Упомяну еще здесь, что правительство поручило живописцу Гро написать картину, которая, к сожалению, никогда не была окончена и осталась в виде эскиза. Великолепный портрет герцога Абрантеса работы Гро, находящийся у меня, предназначался как раз для большой картины сражения под Назаретом. Этот портрет, в котором окончена только одна голова, есть образцовое произведение живописи. Сколько раз в сердце моем благодарила я господина Гро! Рука, произведшая это чудо, достойна всегдашнего благословения.
Глава XLV. Улыбка Бонапарта
У всех, кто часто общался с Наполеоном, есть одно общее воспоминание: это светлое лицо его, когда он улыбался и когда знали, что выражает его улыбка. Тогда прекрасные глаза его и несравненный взгляд делались нежны, и если улыбка была пробуждена чувством благородным, то лицо принимало выражение поистине неземное. В такие минуты можно было сказать, что в нем проявляется нечто высшее, недоступное обыкновенным людям.
Помню, раз я видела его в одно из этих быстрых мгновений. Рассказывая о событии, которое привело его в это настроение, он как будто чувствовал удовольствие при каждом слове, и лицо его было тогда достойно изучения. Я говорила об этом моей матери в тот же вечер и не знаю, передала ли в своем рассказе все, что чувствовала часом раньше, только она пришла в волнение. Нелегко было растрогать ее упоминанием имени Первого консула, и потому я считала это чем-то вроде победы.

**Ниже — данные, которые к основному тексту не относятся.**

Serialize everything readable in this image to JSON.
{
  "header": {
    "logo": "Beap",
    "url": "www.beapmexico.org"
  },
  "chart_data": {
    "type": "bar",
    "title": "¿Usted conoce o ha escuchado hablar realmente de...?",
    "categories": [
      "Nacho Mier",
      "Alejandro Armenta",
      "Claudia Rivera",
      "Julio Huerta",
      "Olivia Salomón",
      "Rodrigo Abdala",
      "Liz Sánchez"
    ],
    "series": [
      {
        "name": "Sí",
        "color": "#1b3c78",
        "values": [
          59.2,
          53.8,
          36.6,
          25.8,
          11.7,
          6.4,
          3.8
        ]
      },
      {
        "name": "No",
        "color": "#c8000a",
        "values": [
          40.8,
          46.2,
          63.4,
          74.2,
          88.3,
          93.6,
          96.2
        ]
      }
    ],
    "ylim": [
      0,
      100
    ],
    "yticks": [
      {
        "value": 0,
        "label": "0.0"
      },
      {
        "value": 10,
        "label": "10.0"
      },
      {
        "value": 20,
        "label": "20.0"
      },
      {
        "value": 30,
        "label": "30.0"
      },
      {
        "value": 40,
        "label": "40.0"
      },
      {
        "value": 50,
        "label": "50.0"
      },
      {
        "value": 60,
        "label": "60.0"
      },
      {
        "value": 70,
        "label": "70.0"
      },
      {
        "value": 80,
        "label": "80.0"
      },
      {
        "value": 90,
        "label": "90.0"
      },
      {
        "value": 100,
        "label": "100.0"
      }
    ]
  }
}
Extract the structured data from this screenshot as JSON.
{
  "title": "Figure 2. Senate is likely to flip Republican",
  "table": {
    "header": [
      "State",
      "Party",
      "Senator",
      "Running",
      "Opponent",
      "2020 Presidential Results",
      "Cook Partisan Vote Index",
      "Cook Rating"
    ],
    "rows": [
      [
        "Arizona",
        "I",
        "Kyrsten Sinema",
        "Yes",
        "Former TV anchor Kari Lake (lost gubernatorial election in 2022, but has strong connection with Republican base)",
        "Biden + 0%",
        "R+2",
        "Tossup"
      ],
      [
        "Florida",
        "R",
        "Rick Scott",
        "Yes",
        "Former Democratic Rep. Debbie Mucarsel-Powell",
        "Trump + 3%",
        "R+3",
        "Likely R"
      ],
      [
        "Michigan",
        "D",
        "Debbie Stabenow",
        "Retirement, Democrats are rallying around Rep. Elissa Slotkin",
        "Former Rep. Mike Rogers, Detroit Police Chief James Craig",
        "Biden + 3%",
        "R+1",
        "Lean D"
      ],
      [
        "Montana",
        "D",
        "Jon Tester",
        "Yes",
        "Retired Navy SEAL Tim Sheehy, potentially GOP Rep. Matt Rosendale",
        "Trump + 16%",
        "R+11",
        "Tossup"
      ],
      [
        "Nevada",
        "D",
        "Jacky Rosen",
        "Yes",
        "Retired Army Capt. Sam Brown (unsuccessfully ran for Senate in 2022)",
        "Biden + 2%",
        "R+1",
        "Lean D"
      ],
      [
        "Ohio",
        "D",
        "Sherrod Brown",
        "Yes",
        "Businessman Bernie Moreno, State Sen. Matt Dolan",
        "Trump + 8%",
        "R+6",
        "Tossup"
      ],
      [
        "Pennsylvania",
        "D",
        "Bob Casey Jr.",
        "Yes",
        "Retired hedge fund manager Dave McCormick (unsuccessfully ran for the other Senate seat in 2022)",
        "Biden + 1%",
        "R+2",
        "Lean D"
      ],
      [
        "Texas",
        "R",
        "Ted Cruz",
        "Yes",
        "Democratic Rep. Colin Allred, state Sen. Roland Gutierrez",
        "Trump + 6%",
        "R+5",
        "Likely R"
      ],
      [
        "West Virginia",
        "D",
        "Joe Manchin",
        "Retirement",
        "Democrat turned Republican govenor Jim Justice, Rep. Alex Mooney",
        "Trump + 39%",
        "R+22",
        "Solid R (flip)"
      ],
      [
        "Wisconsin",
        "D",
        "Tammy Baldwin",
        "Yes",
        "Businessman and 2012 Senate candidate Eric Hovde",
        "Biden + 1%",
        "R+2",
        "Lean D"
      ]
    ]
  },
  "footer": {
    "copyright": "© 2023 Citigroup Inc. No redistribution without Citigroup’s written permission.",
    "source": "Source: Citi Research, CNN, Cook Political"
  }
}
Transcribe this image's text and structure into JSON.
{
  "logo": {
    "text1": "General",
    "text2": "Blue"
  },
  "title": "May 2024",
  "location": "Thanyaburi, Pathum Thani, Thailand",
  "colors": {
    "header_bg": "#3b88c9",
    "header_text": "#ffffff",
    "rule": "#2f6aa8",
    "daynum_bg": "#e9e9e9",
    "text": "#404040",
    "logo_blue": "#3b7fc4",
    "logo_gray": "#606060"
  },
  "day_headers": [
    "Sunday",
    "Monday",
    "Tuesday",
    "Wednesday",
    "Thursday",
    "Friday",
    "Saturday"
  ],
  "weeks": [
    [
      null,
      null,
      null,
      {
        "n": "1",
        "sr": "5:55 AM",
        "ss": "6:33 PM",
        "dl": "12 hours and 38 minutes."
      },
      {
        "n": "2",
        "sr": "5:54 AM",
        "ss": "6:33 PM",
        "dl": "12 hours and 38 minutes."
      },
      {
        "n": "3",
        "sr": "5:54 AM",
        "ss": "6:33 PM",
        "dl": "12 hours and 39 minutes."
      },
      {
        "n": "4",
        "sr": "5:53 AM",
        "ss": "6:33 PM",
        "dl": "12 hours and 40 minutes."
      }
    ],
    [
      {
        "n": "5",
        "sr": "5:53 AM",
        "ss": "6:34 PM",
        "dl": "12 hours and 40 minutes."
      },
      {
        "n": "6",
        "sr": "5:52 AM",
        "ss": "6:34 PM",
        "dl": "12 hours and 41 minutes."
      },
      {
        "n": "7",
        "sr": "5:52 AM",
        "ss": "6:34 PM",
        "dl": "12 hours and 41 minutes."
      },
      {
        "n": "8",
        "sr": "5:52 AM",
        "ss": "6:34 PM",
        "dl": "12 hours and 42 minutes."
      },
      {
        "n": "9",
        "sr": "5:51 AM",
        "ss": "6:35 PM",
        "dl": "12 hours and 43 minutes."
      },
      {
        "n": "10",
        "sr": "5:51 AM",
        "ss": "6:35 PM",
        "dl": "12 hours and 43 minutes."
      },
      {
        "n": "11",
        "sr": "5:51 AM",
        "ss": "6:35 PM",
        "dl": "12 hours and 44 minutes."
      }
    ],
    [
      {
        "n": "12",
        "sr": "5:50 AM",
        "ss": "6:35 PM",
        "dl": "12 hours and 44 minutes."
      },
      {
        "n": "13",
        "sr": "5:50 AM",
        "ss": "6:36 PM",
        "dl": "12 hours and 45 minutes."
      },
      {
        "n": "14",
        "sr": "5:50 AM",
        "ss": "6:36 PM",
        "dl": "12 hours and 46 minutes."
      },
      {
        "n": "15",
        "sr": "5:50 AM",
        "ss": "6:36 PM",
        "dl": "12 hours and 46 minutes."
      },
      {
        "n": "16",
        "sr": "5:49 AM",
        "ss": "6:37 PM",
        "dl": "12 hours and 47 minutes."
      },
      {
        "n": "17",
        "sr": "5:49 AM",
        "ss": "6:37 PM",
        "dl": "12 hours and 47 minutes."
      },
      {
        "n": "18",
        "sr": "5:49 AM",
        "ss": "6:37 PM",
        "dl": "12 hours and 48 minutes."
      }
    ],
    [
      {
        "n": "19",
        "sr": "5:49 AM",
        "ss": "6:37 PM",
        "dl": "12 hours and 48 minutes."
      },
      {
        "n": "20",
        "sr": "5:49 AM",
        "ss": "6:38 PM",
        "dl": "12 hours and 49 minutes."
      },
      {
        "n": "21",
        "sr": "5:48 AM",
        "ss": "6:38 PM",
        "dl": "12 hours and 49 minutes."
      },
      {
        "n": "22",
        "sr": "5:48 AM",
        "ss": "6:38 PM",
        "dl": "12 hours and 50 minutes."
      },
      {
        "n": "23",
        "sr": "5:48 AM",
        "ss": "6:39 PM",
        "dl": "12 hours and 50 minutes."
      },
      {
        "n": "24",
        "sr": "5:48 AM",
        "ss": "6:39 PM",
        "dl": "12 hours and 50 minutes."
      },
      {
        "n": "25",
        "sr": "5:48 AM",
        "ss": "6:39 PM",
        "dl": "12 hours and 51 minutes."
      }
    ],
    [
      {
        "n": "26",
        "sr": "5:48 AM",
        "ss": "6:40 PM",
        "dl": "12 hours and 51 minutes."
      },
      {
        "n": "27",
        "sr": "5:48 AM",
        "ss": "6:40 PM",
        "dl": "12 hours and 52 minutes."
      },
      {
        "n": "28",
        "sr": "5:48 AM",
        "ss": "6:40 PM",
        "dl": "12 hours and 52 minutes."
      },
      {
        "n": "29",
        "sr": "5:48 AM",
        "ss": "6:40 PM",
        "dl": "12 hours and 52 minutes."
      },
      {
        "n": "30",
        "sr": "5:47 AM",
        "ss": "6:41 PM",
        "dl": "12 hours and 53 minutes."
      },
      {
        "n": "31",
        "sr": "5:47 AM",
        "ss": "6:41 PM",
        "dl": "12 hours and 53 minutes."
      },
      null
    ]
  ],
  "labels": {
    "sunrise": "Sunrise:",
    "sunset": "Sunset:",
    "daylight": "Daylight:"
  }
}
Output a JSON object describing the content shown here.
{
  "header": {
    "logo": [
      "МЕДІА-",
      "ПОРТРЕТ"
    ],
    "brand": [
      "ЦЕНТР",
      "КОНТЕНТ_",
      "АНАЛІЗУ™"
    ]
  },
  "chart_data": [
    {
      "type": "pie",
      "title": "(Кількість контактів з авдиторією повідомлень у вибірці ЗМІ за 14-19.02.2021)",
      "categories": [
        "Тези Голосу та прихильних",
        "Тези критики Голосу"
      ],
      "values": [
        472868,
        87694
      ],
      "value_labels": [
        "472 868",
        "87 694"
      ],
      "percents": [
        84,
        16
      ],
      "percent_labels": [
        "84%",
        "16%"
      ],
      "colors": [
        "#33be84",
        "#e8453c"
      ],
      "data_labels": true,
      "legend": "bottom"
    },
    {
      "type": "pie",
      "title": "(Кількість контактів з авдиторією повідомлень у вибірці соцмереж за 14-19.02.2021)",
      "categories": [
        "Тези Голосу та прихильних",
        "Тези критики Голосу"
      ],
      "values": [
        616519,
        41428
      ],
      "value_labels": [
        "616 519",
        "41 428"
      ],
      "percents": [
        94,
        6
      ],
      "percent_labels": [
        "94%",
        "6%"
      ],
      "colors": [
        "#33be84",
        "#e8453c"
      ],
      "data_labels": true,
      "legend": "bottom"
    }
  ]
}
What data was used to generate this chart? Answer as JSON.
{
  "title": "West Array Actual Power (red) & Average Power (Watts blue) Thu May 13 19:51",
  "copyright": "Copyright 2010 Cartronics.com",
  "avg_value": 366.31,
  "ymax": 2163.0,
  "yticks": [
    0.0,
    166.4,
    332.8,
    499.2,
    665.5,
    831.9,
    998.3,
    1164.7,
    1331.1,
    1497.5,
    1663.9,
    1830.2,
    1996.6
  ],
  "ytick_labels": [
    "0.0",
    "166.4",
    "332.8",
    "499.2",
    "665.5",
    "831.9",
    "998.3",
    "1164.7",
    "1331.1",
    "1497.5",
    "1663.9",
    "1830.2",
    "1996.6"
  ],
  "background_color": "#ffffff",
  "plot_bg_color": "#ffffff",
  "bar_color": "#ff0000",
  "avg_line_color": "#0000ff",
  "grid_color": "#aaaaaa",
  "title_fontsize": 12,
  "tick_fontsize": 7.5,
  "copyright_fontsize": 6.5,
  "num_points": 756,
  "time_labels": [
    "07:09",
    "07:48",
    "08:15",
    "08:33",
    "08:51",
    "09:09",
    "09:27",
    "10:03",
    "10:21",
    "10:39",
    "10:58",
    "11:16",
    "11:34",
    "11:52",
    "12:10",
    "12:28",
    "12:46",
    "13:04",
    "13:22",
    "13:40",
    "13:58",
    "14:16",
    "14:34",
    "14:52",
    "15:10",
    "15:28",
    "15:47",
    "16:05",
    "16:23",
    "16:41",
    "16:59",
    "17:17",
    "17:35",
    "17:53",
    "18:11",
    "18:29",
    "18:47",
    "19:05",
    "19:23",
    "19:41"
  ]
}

Теперь я не могла бы передать этого вполне, не прибавив тут чего-нибудь своего. Событие живо передо мной, как и перед каждым французским сердцем. Оно соединяется с другим событием, также близким к славе нашего флота. Но я затрудняюсь их перенести из моего воспоминания на бумагу: таких предметов много, и я думаю, что это случается каждый раз, когда вспоминает душа, а не просто память.
Альхесирасское сражение – первое из этих событий; другое дошло до Первого консула в то же время. Сражение при Альхесирасе не могло не взволновать великую душу его. Удивительный подвиг адмирала Линуа должен был найти отзвук в душе Наполеона: мужество, соединенное с искусством, доставило торжество нашему трехцветному флагу над флагом леопарда.
Адмиральский флот находился в Гибралтарском заливе, перед Альхесирасом. В эскадре имелось два корабля 80-пушечных, один 74-пушечный, и один 40-пушечный фрегат. С ними адмирал разбил англичан, у которых было два корабля с восьмьюдесятью пушками, четыре 74-пушечных, один фрегат с 36 пушками и один [двухмачтовый] люгер. Этот потрясающий подвиг, где вся честь принадлежит Линуа (потому что испанцы пособили ему только несколькими выстрелами из пушек с береговых батарей) доставил истинную радость сердцу Первого консула. За ним последовала другая победа, не менее блестящая, капитана Труда, который командовал одним из французских кораблей этой небольшой эскадры. Он был отделен от своего начальника через несколько дней после Альхесирасского дела и неожиданно встретил сэра Джеймса Сомареса, еще расстроенного сражением и пристыженного своею потерею. С ним было только три семидесятипушечных корабля, но у капитана Труда на корабле Le Formidable оставалось всего восемьдесят пушек. Однако он и не думал уклоняться от битвы: он вступил в сражение и через полтора часа сбил мачты на одном из кораблей Сомареса и принудил оставить корабль победителям.
Знаю об этих событиях не только из верного источника, но еще и из другого, в котором нельзя сомневаться. Одного не могу передать я: выражения лица Наполеона, когда он рассказывал о них, и, если могу так выразиться, благословлял, со слезами на глазах, адмирала Линуа за то, что тот осветил славою наш флаг. Морские победы случались тогда редко, и Первый консул живо чувствовал свое счастье. Я видела это, ведь я видела его, когда он был еще сановником правительства и даже не пожизненным консулом, еще меньше императором…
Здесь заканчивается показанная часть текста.